Demandeur(s) : Société Filia-Maif et autre(s)
Défendeur(s) : CPAM de l’Ain et autre(s)
Sur le moyen unique du pourvoi principal et du pourvoi incident qui sont identiques :
Attendu, selon l’arrêt attaqué (Lyon, 5 octobre 2017), que le [...], Mme E... a été victime d’une chute de cheval alors qu’elle se promenait avec un autre cavalier et que les chiens de Mme Y... et de Mme Z... se sont trouvés sur leur chemin ; qu’avec ses parents, M. Alain E... et Mme Christiane E... , elle a assigné Mme Y... et son assureur, la société Filia-Maif, et Mme Z... et son assureur, la société Mutuelle de l’Est la Bresse assurances, en indemnisation de leurs préjudices, en présence de la caisse primaire d’assurance maladie de l’Ain ;
Attendu que Mme Y... , Mme Z... et leurs assureurs font grief à l’arrêt de les déclarer responsables in solidum de l’accident dont a été victime Mme E... , de les déclarer tenues in solidum à réparer les dommages causés à Mme Audrey E... , ainsi qu’Alain E... et Christiane E... , alors, selon le moyen :
1°/
que la responsabilité du propriétaire d’un animal suppose la preuve du
rôle actif de cet animal dans la survenance du dommage ; qu’en l’absence
de contact avec la victime, le rôle actif de l’animal résulte soit de
l’anomalie de sa position, soit de son comportement ; qu’en l’espèce, la
cour d’appel a constaté que le chien de Mme Y... comme celui de Mme Z...

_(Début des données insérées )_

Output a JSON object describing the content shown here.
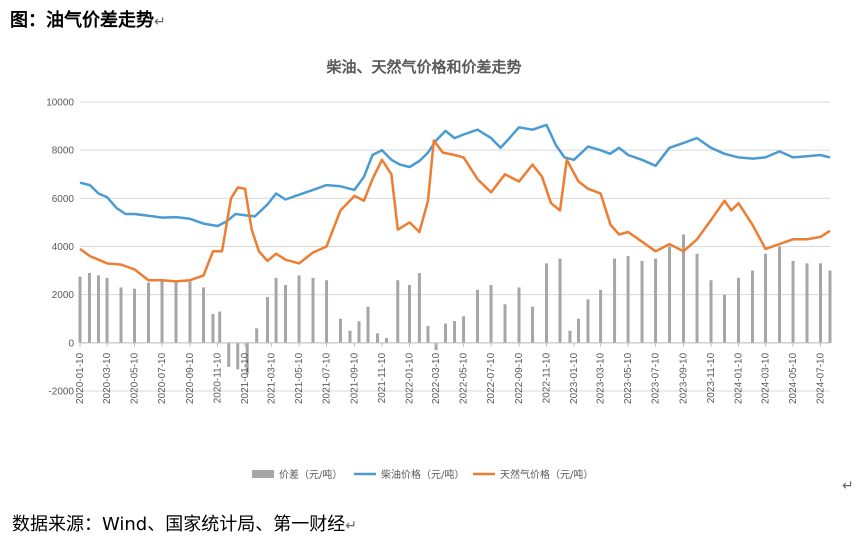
{
  "header": {
    "title": "图：油气价差走势",
    "mark": "↵"
  },
  "footer": {
    "source": "数据来源：Wind、国家统计局、第一财经",
    "mark": "↵",
    "stray": "↵"
  },
  "colors": {
    "diff": "#a6a6a6",
    "diesel": "#4a9bd1",
    "gas": "#ed7d31",
    "grid": "#d9d9d9"
  },
  "chart_data": {
    "type": "line",
    "title": "柴油、天然气价格和价差走势",
    "ylim": [
      -2000,
      10000
    ],
    "yticks": [
      -2000,
      0,
      2000,
      4000,
      6000,
      8000,
      10000
    ],
    "x_start": "2020-01-10",
    "x_end": "2024-07-31",
    "xticks": [
      "2020-01-10",
      "2020-03-10",
      "2020-05-10",
      "2020-07-10",
      "2020-09-10",
      "2020-11-10",
      "2021-01-10",
      "2021-03-10",
      "2021-05-10",
      "2021-07-10",
      "2021-09-10",
      "2021-11-10",
      "2022-01-10",
      "2022-03-10",
      "2022-05-10",
      "2022-07-10",
      "2022-09-10",
      "2022-11-10",
      "2023-01-10",
      "2023-03-10",
      "2023-05-10",
      "2023-07-10",
      "2023-09-10",
      "2023-11-10",
      "2024-01-10",
      "2024-03-10",
      "2024-05-10",
      "2024-07-10"
    ],
    "legend_position": "bottom",
    "series": [
      {
        "name": "价差（元/吨）",
        "kind": "bar",
        "points": [
          [
            "2020-01-10",
            2750
          ],
          [
            "2020-01-31",
            2900
          ],
          [
            "2020-02-20",
            2800
          ],
          [
            "2020-03-10",
            2700
          ],
          [
            "2020-04-10",
            2300
          ],
          [
            "2020-05-10",
            2250
          ],
          [
            "2020-06-10",
            2500
          ],
          [
            "2020-07-10",
            2600
          ],
          [
            "2020-08-10",
            2600
          ],
          [
            "2020-09-10",
            2550
          ],
          [
            "2020-10-10",
            2300
          ],
          [
            "2020-10-31",
            1200
          ],
          [
            "2020-11-15",
            1300
          ],
          [
            "2020-12-05",
            -1000
          ],
          [
            "2020-12-25",
            -1100
          ],
          [
            "2021-01-15",
            -1300
          ],
          [
            "2021-02-05",
            600
          ],
          [
            "2021-03-01",
            1900
          ],
          [
            "2021-03-20",
            2700
          ],
          [
            "2021-04-10",
            2400
          ],
          [
            "2021-05-10",
            2800
          ],
          [
            "2021-06-10",
            2700
          ],
          [
            "2021-07-10",
            2600
          ],
          [
            "2021-08-10",
            1000
          ],
          [
            "2021-08-31",
            500
          ],
          [
            "2021-09-20",
            900
          ],
          [
            "2021-10-10",
            1500
          ],
          [
            "2021-10-31",
            400
          ],
          [
            "2021-11-20",
            200
          ],
          [
            "2021-12-15",
            2600
          ],
          [
            "2022-01-10",
            2400
          ],
          [
            "2022-02-01",
            2900
          ],
          [
            "2022-02-20",
            700
          ],
          [
            "2022-03-10",
            -300
          ],
          [
            "2022-03-31",
            800
          ],
          [
            "2022-04-20",
            900
          ],
          [
            "2022-05-10",
            1100
          ],
          [
            "2022-06-10",
            2200
          ],
          [
            "2022-07-10",
            2400
          ],
          [
            "2022-08-10",
            1600
          ],
          [
            "2022-09-10",
            2300
          ],
          [
            "2022-10-10",
            1500
          ],
          [
            "2022-11-10",
            3300
          ],
          [
            "2022-12-10",
            3500
          ],
          [
            "2023-01-01",
            500
          ],
          [
            "2023-01-20",
            1000
          ],
          [
            "2023-02-10",
            1800
          ],
          [
            "2023-03-10",
            2200
          ],
          [
            "2023-04-10",
            3500
          ],
          [
            "2023-05-10",
            3600
          ],
          [
            "2023-06-10",
            3400
          ],
          [
            "2023-07-10",
            3500
          ],
          [
            "2023-08-10",
            4000
          ],
          [
            "2023-09-10",
            4500
          ],
          [
            "2023-10-10",
            3700
          ],
          [
            "2023-11-10",
            2600
          ],
          [
            "2023-12-10",
            2000
          ],
          [
            "2024-01-10",
            2700
          ],
          [
            "2024-02-10",
            3000
          ],
          [
            "2024-03-10",
            3700
          ],
          [
            "2024-04-10",
            4000
          ],
          [
            "2024-05-10",
            3400
          ],
          [
            "2024-06-10",
            3300
          ],
          [
            "2024-07-10",
            3300
          ],
          [
            "2024-07-31",
            3000
          ]
        ]
      },
      {
        "name": "柴油价格（元/吨）",
        "kind": "line",
        "points": [
          [
            "2020-01-10",
            6650
          ],
          [
            "2020-02-01",
            6550
          ],
          [
            "2020-02-20",
            6200
          ],
          [
            "2020-03-10",
            6050
          ],
          [
            "2020-03-31",
            5600
          ],
          [
            "2020-04-20",
            5350
          ],
          [
            "2020-05-10",
            5350
          ],
          [
            "2020-06-10",
            5280
          ],
          [
            "2020-07-10",
            5200
          ],
          [
            "2020-08-10",
            5220
          ],
          [
            "2020-09-10",
            5150
          ],
          [
            "2020-10-10",
            4950
          ],
          [
            "2020-11-10",
            4850
          ],
          [
            "2020-12-01",
            5050
          ],
          [
            "2020-12-20",
            5350
          ],
          [
            "2021-01-10",
            5300
          ],
          [
            "2021-02-01",
            5250
          ],
          [
            "2021-03-01",
            5750
          ],
          [
            "2021-03-20",
            6200
          ],
          [
            "2021-04-10",
            5950
          ],
          [
            "2021-05-10",
            6150
          ],
          [
            "2021-06-10",
            6350
          ],
          [
            "2021-07-10",
            6550
          ],
          [
            "2021-08-10",
            6500
          ],
          [
            "2021-09-10",
            6350
          ],
          [
            "2021-10-01",
            6900
          ],
          [
            "2021-10-20",
            7800
          ],
          [
            "2021-11-10",
            8000
          ],
          [
            "2021-12-01",
            7600
          ],
          [
            "2021-12-20",
            7400
          ],
          [
            "2022-01-10",
            7300
          ],
          [
            "2022-02-01",
            7550
          ],
          [
            "2022-02-20",
            7900
          ],
          [
            "2022-03-10",
            8400
          ],
          [
            "2022-03-31",
            8800
          ],
          [
            "2022-04-20",
            8500
          ],
          [
            "2022-05-10",
            8650
          ],
          [
            "2022-06-10",
            8850
          ],
          [
            "2022-07-10",
            8500
          ],
          [
            "2022-07-31",
            8100
          ],
          [
            "2022-08-20",
            8500
          ],
          [
            "2022-09-10",
            8950
          ],
          [
            "2022-10-10",
            8850
          ],
          [
            "2022-11-10",
            9050
          ],
          [
            "2022-12-01",
            8200
          ],
          [
            "2022-12-20",
            7700
          ],
          [
            "2023-01-10",
            7600
          ],
          [
            "2023-02-10",
            8150
          ],
          [
            "2023-03-10",
            8000
          ],
          [
            "2023-03-31",
            7850
          ],
          [
            "2023-04-20",
            8100
          ],
          [
            "2023-05-10",
            7800
          ],
          [
            "2023-06-10",
            7600
          ],
          [
            "2023-07-10",
            7350
          ],
          [
            "2023-08-10",
            8100
          ],
          [
            "2023-09-10",
            8300
          ],
          [
            "2023-10-10",
            8500
          ],
          [
            "2023-11-10",
            8100
          ],
          [
            "2023-12-10",
            7850
          ],
          [
            "2024-01-10",
            7700
          ],
          [
            "2024-02-10",
            7650
          ],
          [
            "2024-03-10",
            7700
          ],
          [
            "2024-04-10",
            7950
          ],
          [
            "2024-05-10",
            7700
          ],
          [
            "2024-06-10",
            7750
          ],
          [
            "2024-07-10",
            7800
          ],
          [
            "2024-07-31",
            7700
          ]
        ]
      },
      {
        "name": "天然气价格（元/吨）",
        "kind": "line",
        "points": [
          [
            "2020-01-10",
            3900
          ],
          [
            "2020-02-01",
            3600
          ],
          [
            "2020-02-20",
            3450
          ],
          [
            "2020-03-10",
            3300
          ],
          [
            "2020-04-10",
            3250
          ],
          [
            "2020-05-10",
            3050
          ],
          [
            "2020-06-10",
            2600
          ],
          [
            "2020-07-10",
            2600
          ],
          [
            "2020-08-10",
            2550
          ],
          [
            "2020-09-10",
            2600
          ],
          [
            "2020-10-10",
            2800
          ],
          [
            "2020-10-31",
            3800
          ],
          [
            "2020-11-20",
            3800
          ],
          [
            "2020-12-10",
            6000
          ],
          [
            "2020-12-25",
            6450
          ],
          [
            "2021-01-10",
            6400
          ],
          [
            "2021-01-25",
            4700
          ],
          [
            "2021-02-10",
            3800
          ],
          [
            "2021-03-01",
            3400
          ],
          [
            "2021-03-20",
            3700
          ],
          [
            "2021-04-10",
            3450
          ],
          [
            "2021-05-10",
            3300
          ],
          [
            "2021-06-10",
            3750
          ],
          [
            "2021-07-10",
            4000
          ],
          [
            "2021-08-10",
            5500
          ],
          [
            "2021-09-10",
            6100
          ],
          [
            "2021-10-01",
            5900
          ],
          [
            "2021-10-20",
            6800
          ],
          [
            "2021-11-10",
            7600
          ],
          [
            "2021-12-01",
            7000
          ],
          [
            "2021-12-15",
            4700
          ],
          [
            "2022-01-10",
            5000
          ],
          [
            "2022-02-01",
            4600
          ],
          [
            "2022-02-20",
            5900
          ],
          [
            "2022-03-05",
            8400
          ],
          [
            "2022-03-25",
            7900
          ],
          [
            "2022-04-20",
            7800
          ],
          [
            "2022-05-10",
            7700
          ],
          [
            "2022-06-10",
            6800
          ],
          [
            "2022-07-10",
            6250
          ],
          [
            "2022-08-10",
            7000
          ],
          [
            "2022-09-10",
            6700
          ],
          [
            "2022-10-10",
            7400
          ],
          [
            "2022-10-31",
            6900
          ],
          [
            "2022-11-20",
            5800
          ],
          [
            "2022-12-10",
            5500
          ],
          [
            "2022-12-25",
            7600
          ],
          [
            "2023-01-20",
            6700
          ],
          [
            "2023-02-10",
            6400
          ],
          [
            "2023-03-10",
            6200
          ],
          [
            "2023-04-01",
            4900
          ],
          [
            "2023-04-20",
            4500
          ],
          [
            "2023-05-10",
            4600
          ],
          [
            "2023-06-10",
            4200
          ],
          [
            "2023-07-10",
            3800
          ],
          [
            "2023-08-10",
            4100
          ],
          [
            "2023-09-10",
            3800
          ],
          [
            "2023-10-10",
            4300
          ],
          [
            "2023-11-10",
            5100
          ],
          [
            "2023-12-10",
            5900
          ],
          [
            "2023-12-25",
            5500
          ],
          [
            "2024-01-10",
            5800
          ],
          [
            "2024-02-10",
            4900
          ],
          [
            "2024-03-10",
            3900
          ],
          [
            "2024-04-10",
            4100
          ],
          [
            "2024-05-10",
            4300
          ],
          [
            "2024-06-10",
            4300
          ],
          [
            "2024-07-10",
            4400
          ],
          [
            "2024-07-31",
            4650
          ]
        ]
      }
    ]
  }
}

ne se sont pas approchés à moins de dix mètres des chevaux ; qu’il
résultait ainsi des propres constatations de la cour d’appel qu’il n’y
avait eu aucun contact matériel entre le chien de Mme Y... et la victime ou son cheval ; qu’en affirmant pour retenir la responsabilité de Mme Y... ,
que l’engagement de la responsabilité du gardien de l’animal n’est pas
subordonnée au caractère anormal du comportement de celui-ci, la cour
d’appel a violé l’article 1385, devenu 1243, du code civil ;
2°/
que la responsabilité du propriétaire d’un animal suppose la preuve du
rôle actif de cet animal dans la survenance du dommage ; qu’en l’absence
de contact avec la victime, le rôle actif de l’animal résulte soit de
l’anomalie de sa position, soit de son comportement ; qu’en l’espèce, la
cour d’appel a constaté que les chiens ne se sont pas approchés à moins
de dix mètres des chevaux, qu’ils n’ont pas eu un comportement
exceptionnel ou inhabituel et, en particulier, qu’ils n’ont pas montré
une quelconque agressivité à l’encontre des chevaux et ne se sont pas
trouvés en état de divagation ; qu’en affirmant néanmoins que le rôle
actif des chiens dans la réalisation du dommage est démontré, la cour
d’appel qui n’a pas tiré les conséquences légales qui s’évinçaient de
ses propres constatations, a violé l’article 1385, devenu 1243, du code
civil ;
3°/ que la responsabilité du
propriétaire d’un animal suppose la preuve du rôle actif de cet animal
dans la survenance du dommage ; qu’en l’absence de contact avec la
victime, le rôle actif de l’animal résulte soit de l’anomalie de sa
position, soit de son comportement ; qu’en l’espèce, la cour d’appel a
constaté que les chiens ne se sont pas approchés à moins de dix mètres
des chevaux, que, courant dans le chemin, ils n’ont pas eu un
comportement exceptionnel ou inhabituel et, en particulier, n’ont pas
montré une quelconque agressivité à l’encontre des chevaux et ne se sont
pas trouvés en état de divagation ; qu’en affirmant que la seule
circonstance qu’à la vue des chiens, le cheval de Mme E... ait pu être apeuré ou se soit affolé sous l’effet de l’emballement du cheval de M. F...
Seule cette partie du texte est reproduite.